OpenCode. --opencode opencode.json lints the other harness’s security config. OpenCode has no sandbox.filesystem allow/deny model (its filesystem isolation comes from the OS-level sandbox of the secure-agent setup), so there is no baseline to diff — instead the lint asserts invariants on the permission policy (OpenCode permissions): the policy must not be a blanket "allow", permission.bash must not default to "allow", no rule may auto-approve a dangerous command family (git push, sudo, curl/wget, rm -rf, cloud CLIs, kubectl, docker run, ssh, interpreters, …) via last-match-wins evaluation, and webfetch / external_directory must not be blanket-"allow".

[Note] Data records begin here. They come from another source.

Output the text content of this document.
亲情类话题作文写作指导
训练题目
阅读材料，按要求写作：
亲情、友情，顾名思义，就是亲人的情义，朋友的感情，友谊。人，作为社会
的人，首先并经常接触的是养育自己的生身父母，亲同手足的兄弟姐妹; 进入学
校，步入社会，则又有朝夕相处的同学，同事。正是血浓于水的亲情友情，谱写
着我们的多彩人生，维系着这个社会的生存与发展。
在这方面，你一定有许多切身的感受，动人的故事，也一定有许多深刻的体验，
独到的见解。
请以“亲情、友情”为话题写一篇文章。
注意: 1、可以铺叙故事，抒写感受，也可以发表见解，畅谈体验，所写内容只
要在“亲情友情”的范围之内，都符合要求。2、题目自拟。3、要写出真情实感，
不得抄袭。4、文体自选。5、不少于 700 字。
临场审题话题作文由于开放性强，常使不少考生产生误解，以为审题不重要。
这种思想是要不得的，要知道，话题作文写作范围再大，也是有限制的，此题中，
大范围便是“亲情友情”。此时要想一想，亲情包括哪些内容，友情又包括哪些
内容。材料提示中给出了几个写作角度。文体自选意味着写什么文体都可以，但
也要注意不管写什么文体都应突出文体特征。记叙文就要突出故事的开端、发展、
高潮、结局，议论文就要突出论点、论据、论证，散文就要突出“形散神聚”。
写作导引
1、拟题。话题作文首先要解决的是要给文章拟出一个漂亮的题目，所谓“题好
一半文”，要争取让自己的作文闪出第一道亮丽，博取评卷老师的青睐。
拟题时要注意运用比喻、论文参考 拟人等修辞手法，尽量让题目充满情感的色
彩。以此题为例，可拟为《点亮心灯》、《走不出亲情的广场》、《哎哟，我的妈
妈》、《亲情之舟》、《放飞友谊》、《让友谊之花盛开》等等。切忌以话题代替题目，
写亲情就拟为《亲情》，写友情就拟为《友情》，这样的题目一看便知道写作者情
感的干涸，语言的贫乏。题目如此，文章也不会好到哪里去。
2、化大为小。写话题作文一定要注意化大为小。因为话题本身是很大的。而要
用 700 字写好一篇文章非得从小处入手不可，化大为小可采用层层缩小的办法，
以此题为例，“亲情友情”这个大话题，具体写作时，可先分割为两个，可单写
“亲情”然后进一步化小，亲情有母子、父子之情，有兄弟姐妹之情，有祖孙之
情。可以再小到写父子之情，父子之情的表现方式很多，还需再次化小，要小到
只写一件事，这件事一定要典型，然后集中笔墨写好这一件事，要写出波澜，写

uv run --project tools/sandbox-lint sandbox-lint --opencode opencode.json

Prerequisites

  • Runtime: Python 3.11+ run via uv (stdlib only, no third-party deps).
  • CLIs: None beyond the runtime.
  • Credentials / auth: None.
  • Network: Runs fully offline/local — it only reads local JSON files.

What it checks

  1. Baseline parity. Every key/value in the live settings file must match the baseline. Lists tagged as set-typed (denyRead, allowRead, allowWrite, allowedDomains, excludedCommands, deny, ask) are compared as sets so a re-order does not trip the lint, but every addition or removal does. Any drift fails CI.
  2. Hard invariants. Independent of the baseline, the live settings must satisfy the security boundaries the threat model commits to:
    • sandbox.enabled is true.
    • sandbox.filesystem.denyRead contains ~/.
    • sandbox.filesystem.allowRead contains no credential or root paths (~/.aws, ~/.ssh, ~/.netrc, ~/.docker, ~/.kube, ~/.azure, ~/.config/gcloud, /, ~/).
    • sandbox.filesystem.allowWrite is a subset of allowRead and contains no credential, config-root, or homedir-root path.
    • permissions.deny contains the verbatim entries listed in src/sandbox_lint/__init__.py (REQUIRED_PERMISSIONS_DENY).
  3. Baseline self-check. The same invariants are applied to expected.json itself, so a PR cannot weaken the baseline in lockstep with the live settings without the lint catching the underlying boundary violation.

How to use

Run from the repository root:

uv run --directory tools/sandbox-lint --group dev sandbox-lint

Run with explicit paths (useful for tests):

uv run --directory tools/sandbox-lint --group dev sandbox-lint \
  --settings .claude/settings.json \
  --expected tools/sandbox-lint/expected.json

Exit code is 0 on a clean pass, 1 on any invariant violation or baseline drift.

CI wiring

The lint runs in two places:

  • The sandbox-lint GitHub Actions workflow, on every PR that touches .claude/settings.json, the baseline, or the lint code itself.
  • The repository’s prek config (.pre-commit-config.yaml) runs pytest, ruff check, ruff format --check, and mypy against this project, so contributors hit the same checks locally.

Updating the baseline

Any legitimate edit to .claude/settings.json must be paired with the same edit to tools/sandbox-lint/expected.json in the same PR. This is the explicit acknowledgement that mitigation M.29 requires: two files, two edits, one review surface. The lint refuses to pass if the two diverge.

Residual risk

A maintainer running an agent locally can edit .claude/settings.json to weaken the sandbox without ever opening a PR. This lint catches the shipped configuration but not local overrides during a single agent run. The companion threat-model document records this under section X3, Sandbox bypass via developer override and Residual risk #4; consult that document once it lands on main.